I think everyone has songs that mean something special to them. Songs have that power. And it isn't just nostalgia; some songs are "mood songs", just listening to them can evoke strong feelings, again and again. (I know I'm not the only one here...) One musician I love,
Sting, has a very high proportion of songs that can make me cry, or smile, just listening to them.

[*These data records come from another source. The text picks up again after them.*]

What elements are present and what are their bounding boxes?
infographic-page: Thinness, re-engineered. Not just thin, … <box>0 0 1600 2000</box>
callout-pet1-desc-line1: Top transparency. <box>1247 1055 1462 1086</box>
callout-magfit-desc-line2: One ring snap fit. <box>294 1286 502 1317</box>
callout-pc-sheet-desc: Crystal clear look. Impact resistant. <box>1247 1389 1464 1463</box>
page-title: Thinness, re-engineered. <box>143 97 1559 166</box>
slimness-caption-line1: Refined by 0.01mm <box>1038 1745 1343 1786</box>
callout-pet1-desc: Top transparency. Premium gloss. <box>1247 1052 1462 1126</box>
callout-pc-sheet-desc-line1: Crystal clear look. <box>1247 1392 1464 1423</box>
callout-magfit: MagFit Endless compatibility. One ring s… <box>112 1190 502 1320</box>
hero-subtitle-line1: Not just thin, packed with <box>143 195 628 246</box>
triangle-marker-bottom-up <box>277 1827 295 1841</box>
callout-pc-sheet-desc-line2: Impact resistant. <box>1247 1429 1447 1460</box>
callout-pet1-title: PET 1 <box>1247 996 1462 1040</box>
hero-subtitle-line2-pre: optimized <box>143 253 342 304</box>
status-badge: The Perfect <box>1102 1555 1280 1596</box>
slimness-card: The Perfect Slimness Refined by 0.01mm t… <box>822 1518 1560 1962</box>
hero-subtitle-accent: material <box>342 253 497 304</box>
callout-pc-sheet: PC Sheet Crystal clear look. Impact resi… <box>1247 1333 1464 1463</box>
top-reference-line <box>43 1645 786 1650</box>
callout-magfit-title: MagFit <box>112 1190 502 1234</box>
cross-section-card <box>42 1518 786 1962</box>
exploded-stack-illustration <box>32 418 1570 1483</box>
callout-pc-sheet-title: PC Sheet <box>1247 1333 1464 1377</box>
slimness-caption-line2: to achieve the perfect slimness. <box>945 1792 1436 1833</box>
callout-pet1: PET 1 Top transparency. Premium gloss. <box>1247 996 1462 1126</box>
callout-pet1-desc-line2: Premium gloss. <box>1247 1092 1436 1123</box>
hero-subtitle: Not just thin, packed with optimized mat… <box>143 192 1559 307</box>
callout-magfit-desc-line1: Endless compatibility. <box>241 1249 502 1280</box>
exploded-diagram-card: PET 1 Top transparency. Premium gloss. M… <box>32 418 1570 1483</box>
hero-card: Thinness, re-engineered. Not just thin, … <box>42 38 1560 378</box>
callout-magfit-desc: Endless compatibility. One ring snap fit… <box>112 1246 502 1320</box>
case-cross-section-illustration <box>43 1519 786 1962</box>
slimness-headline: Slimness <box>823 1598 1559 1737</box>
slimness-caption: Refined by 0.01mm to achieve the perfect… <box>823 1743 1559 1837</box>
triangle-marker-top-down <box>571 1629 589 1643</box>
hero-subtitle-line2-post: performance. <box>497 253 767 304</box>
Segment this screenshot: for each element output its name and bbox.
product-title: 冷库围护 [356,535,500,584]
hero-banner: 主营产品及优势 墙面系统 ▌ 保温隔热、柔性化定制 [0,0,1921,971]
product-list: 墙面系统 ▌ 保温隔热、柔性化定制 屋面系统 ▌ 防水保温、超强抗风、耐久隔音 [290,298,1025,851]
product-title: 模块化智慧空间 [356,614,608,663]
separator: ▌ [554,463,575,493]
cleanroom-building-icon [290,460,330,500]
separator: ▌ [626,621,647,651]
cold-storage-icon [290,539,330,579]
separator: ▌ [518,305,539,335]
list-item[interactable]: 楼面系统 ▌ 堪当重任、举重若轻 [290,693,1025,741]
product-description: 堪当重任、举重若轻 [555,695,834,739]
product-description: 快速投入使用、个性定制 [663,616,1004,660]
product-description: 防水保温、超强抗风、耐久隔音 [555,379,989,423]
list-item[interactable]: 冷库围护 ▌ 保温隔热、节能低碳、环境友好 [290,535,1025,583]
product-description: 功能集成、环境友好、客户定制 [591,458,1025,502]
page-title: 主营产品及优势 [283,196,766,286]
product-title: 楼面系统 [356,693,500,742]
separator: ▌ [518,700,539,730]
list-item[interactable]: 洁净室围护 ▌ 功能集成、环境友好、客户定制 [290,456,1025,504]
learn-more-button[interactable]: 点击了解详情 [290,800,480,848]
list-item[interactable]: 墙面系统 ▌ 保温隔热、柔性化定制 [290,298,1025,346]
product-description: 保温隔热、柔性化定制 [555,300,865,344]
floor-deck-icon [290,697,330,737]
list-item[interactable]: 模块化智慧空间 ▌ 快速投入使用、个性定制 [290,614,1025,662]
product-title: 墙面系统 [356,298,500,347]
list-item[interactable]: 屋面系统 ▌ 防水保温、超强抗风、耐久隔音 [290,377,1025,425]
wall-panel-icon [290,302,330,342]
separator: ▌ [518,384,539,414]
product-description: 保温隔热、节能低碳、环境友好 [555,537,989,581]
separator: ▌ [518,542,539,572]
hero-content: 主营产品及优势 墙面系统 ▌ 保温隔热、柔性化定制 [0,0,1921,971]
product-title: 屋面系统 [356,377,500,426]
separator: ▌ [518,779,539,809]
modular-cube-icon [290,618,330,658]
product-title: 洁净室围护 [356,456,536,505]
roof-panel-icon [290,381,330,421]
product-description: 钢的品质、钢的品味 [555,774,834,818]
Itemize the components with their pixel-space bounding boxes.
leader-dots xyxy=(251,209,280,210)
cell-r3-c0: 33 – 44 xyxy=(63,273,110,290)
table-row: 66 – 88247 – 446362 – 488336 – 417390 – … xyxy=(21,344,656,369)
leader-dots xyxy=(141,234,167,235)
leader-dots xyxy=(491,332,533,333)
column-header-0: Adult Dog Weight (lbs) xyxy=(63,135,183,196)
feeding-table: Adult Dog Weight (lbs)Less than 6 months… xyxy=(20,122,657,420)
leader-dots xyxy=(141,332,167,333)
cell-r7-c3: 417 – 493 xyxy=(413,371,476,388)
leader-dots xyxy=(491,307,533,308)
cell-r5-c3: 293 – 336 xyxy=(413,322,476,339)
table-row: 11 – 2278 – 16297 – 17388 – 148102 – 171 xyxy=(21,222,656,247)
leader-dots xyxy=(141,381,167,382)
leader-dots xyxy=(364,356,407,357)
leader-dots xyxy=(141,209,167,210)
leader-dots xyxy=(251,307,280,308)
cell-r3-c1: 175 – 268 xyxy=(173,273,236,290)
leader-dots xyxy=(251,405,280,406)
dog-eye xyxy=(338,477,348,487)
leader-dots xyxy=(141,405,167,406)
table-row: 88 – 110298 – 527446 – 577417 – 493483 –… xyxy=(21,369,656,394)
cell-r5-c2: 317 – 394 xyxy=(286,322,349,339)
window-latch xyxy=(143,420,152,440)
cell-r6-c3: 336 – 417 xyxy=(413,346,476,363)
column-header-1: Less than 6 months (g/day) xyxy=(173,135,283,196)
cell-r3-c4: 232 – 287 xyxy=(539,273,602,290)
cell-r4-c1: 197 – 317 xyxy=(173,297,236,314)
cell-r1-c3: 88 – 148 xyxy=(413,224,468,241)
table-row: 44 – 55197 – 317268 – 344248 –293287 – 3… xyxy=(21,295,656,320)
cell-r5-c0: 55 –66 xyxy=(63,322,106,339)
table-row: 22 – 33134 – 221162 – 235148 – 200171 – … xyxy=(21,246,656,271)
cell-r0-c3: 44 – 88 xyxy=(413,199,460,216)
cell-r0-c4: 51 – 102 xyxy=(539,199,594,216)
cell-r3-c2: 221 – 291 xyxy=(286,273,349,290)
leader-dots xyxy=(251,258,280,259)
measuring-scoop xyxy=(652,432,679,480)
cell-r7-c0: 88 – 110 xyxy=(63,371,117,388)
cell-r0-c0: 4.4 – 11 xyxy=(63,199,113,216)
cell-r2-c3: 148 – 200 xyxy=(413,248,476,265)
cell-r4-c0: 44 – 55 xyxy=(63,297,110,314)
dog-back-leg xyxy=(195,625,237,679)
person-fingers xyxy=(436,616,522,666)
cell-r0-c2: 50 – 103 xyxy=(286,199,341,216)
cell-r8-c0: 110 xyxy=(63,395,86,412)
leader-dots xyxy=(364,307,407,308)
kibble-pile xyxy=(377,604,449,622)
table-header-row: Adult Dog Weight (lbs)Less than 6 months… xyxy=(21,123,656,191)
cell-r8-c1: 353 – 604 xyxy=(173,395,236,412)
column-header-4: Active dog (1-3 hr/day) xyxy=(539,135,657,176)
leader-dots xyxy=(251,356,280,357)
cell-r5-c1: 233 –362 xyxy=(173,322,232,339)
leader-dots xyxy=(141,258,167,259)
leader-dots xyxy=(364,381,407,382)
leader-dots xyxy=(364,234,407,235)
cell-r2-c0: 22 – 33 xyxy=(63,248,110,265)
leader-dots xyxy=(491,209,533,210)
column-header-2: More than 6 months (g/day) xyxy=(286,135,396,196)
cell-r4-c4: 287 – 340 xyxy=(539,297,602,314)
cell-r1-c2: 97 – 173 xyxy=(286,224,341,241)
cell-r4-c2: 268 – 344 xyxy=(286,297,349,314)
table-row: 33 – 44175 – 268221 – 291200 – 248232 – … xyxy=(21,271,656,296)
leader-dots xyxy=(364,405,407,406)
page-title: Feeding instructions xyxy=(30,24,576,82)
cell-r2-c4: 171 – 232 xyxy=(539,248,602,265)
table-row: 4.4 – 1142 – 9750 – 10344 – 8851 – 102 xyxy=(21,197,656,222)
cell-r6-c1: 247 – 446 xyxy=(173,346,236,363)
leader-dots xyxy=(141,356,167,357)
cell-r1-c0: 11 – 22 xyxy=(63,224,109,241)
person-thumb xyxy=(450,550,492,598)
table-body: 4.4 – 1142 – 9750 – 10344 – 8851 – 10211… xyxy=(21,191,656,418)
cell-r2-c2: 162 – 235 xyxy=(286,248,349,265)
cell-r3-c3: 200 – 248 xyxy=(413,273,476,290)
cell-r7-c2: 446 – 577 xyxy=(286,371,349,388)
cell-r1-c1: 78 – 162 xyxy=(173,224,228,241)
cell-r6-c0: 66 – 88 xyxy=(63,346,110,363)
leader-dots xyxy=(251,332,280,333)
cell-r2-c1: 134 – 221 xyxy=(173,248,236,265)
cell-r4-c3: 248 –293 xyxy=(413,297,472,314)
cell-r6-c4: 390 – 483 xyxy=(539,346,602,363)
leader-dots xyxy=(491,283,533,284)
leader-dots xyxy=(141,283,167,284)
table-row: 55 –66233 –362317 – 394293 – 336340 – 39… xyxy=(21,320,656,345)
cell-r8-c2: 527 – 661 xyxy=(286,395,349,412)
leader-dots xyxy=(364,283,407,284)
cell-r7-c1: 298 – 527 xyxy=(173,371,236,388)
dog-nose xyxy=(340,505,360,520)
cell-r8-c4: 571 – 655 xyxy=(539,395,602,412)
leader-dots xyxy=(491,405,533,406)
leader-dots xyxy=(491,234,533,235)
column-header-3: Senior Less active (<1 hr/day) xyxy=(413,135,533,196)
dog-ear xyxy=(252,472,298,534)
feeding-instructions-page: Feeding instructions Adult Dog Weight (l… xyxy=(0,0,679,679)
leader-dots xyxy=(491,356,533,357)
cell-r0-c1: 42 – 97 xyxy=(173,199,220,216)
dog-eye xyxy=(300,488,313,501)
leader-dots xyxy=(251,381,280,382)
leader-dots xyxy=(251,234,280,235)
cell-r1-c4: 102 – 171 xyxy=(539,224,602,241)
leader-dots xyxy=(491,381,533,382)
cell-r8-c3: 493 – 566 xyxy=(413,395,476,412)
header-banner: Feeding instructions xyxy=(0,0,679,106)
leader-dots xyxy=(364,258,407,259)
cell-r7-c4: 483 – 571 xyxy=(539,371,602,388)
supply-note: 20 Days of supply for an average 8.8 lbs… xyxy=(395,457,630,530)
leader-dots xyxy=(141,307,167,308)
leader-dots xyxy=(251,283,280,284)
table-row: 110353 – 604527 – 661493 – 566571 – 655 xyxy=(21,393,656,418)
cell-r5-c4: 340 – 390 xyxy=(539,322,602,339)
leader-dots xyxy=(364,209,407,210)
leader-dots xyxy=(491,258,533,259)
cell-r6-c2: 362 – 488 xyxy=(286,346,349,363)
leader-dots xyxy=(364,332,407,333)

Driving in my car today exactly that happened to me. I put on one of my favorite Sting cds, and
Island of Souls came on. It's a very haunting song; it opens with Northumbrian pipes and maintains an air of quiet futility throughout. This one always makes me cry. He wrote it shortly after his father died, and some have said that it's actually an autobiographical song--his dad was definitely working class, a coal miner, I think. Sting has a wonderful way with words, he uses imagery and metapor to great effect; I adore his writing style. This song isn't nearly as gripping without the music, but I thought I'd share the lyrics:

Billy was born within sight of the shipyard
First son of a riveter's son
And Billy was raised as the ship grew a shadow
Her great hull would blot out the light of the sun
And six days a week he would watch his poor father
A working man live like a slave
He'd drink every night, and he'd dream of a future,
Of money he never would save
Billy would cry when he thought of the future

Soon came a day when the bottle was broken
They launched the great ship out to sea
He felt he'd been left on a desolate shore
To a future he desperately wanted to flee

What else was there for a ship-builder's son
A new ship to be built, new work to be done
One day he dreamed of the ship in the world
It would carry his father and he
To a place they would never be found
To a place far away from this town

Trapped in the cage of the skeleton ship
All the workmen suspended like flies
Caught in the flare of acetylene light
A working man works till the industry dies

And Billy would cry when he thought of the future
Then what they call an industrial accident
Crushed those it couldn't forgive
They brought Billy's father back home in an ambulance
A brass watch, a cheque, maybe three weeks to live

What else was there for a riveter's son?
A new ship to be built, new work to be done
That night he dreamed of the ship in the world
It would carry his father and he
To a place they could never be found
To a place far away from this town,
A Newcastle ship with no coals
They would sail to the island of souls

Enough for now (if you don't like this entry, blame the meds!)

posted by Julie at 4:06 PM 1 comments


Blogger Lora said...

That's one of my favorite Sting songs are you aware that he wrote that song for/about his father shortly after he died. He was working out some of the guilty he had over the sacrifices that his father had made that he had had never really appreciated.